- Associated Press - Saturday, December 25, 2010

NEW YORK (AP) - Roy R. Neuberger, a Wall Street investor who became one of the nation’s top modern art collectors, has died. He was 107.

Neuberger died Friday at his home in Manhattan’s Pierre Hotel, said Rich Chimberg, a spokesman for the Neuberger Berman firm.

Neuberger had survived Wall Street’s three major crises with enough money to build one of the largest private collections of major contemporary masterpieces.

He acquired hundreds of paintings and sculptures by such artists as Milton Avery, Jackson Pollock, Willem de Kooning, Edward Hopper, Georgia O'Keeffe and others. But he never sold any work by a living artist, believing collectors should buy contemporary art and keep it, while giving the public access.

The works are now scattered at 70 institutions in 24 states _ many at the Neuberger Museum of Art in Purchase, north of New York City.

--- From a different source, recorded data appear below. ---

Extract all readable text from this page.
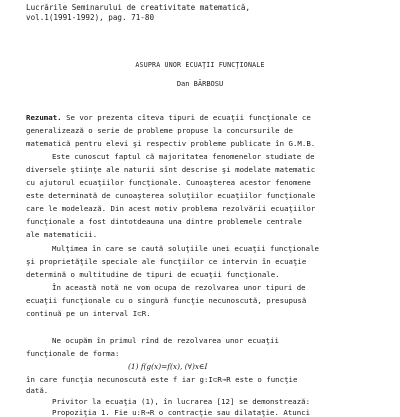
Lucrările Seminarului de creativitate matematică,
vol.1(1991-1992), pag. 71-80
ASUPRA UNOR ECUAŢII FUNCŢIONALE
Dan BĂRBOSU
Rezumat. Se vor prezenta cîteva tipuri de ecuaţii funcţionale ce
generalizează o serie de probleme propuse la concursurile de
matematică pentru elevi şi respectiv probleme publicate în G.M.B.
Este cunoscut faptul că majoritatea fenomenelor studiate de
diversele ştiinţe ale naturii sînt descrise şi modelate matematic
cu ajutorul ecuaţiilor funcţionale. Cunoaşterea acestor fenomene
este determinată de cunoaşterea soluţiilor ecuaţiilor funcţionale
care le modelează. Din acest motiv problema rezolvării ecuaţiilor
funcţionale a fost dintotdeauna una dintre problemele centrale
ale matematicii.
Mulţimea în care se caută soluţiile unei ecuaţii funcţionale
şi proprietăţile speciale ale funcţiilor ce intervin în ecuaţie
determină o multitudine de tipuri de ecuaţii funcţionale.
În această notă ne vom ocupa de rezolvarea unor tipuri de
ecuaţii funcţionale cu o singură funcţie necunoscută, presupusă
continuă pe un interval I⊂R.
Ne ocupăm în primul rînd de rezolvarea unor ecuaţii
funcţionale de forma:
(1) f(g(x)=f(x), (∀)x∈I
în care funcţia necunoscută este f iar g:I⊂R→R este o funcţie
dată.
Privitor la ecuaţia (1), în lucrarea [12] se demonstrează:
Propoziţia 1. Fie u:R→R o contracţie sau dilataţie. Atunci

At a White House ceremony in 2007, President George W. Bush presented him with a National Medal of Arts.

Neuberger was a consummate New Yorker, living in the city for a century after moving from his native Bridgeport, Conn.

He finished high school but dropped out of college to work for the department store B. Altman & Co. as an upholstery fabric buyer. During his two years there, he developed a taste for both art and business.

To get closer to the European scene he knew from books, Neuberger moved to Paris in 1924 on money inherited from his father. That’s where he decided to start collecting.

In his 1997 autobiography, “So Far, So Good: The First 94 Years,” he said that “to do so, I had to have capital of considerably more than the inheritance that gave me an annual income of about $2,000. … So I decided to go back to work in earnest.”

He got to Wall Street in the spring of 1929, as a runner for the brokerage firm Halle & Stieglitz.

Betting that the stock market might fall, Neuberger sold short on shares of the most popular stock then, Radio Corp. of America, and came out of the stock market crash losing only 15 percent of his money.

After becoming a stockbroker in 1930, he started his own firm with a partner, surviving the crash of 1987.

In 1996, “the Dow Jones industrial average had climbed to 5,704 and (his wife) Marie and I had had 64 wonderful years together,” he wrote. She died in 1997.

Neuberger published a second memoir, “The Passionate Collector,” in 2003.

He is survived by his daughter, Ann Neuberger Aceves; sons Roy S. Neuberger and James A. Neuberger; eight grandchildren; and 30 great-grandchildren.

A funeral was planned for Sunday at Manhattan’s Riverside Memorial Chapel.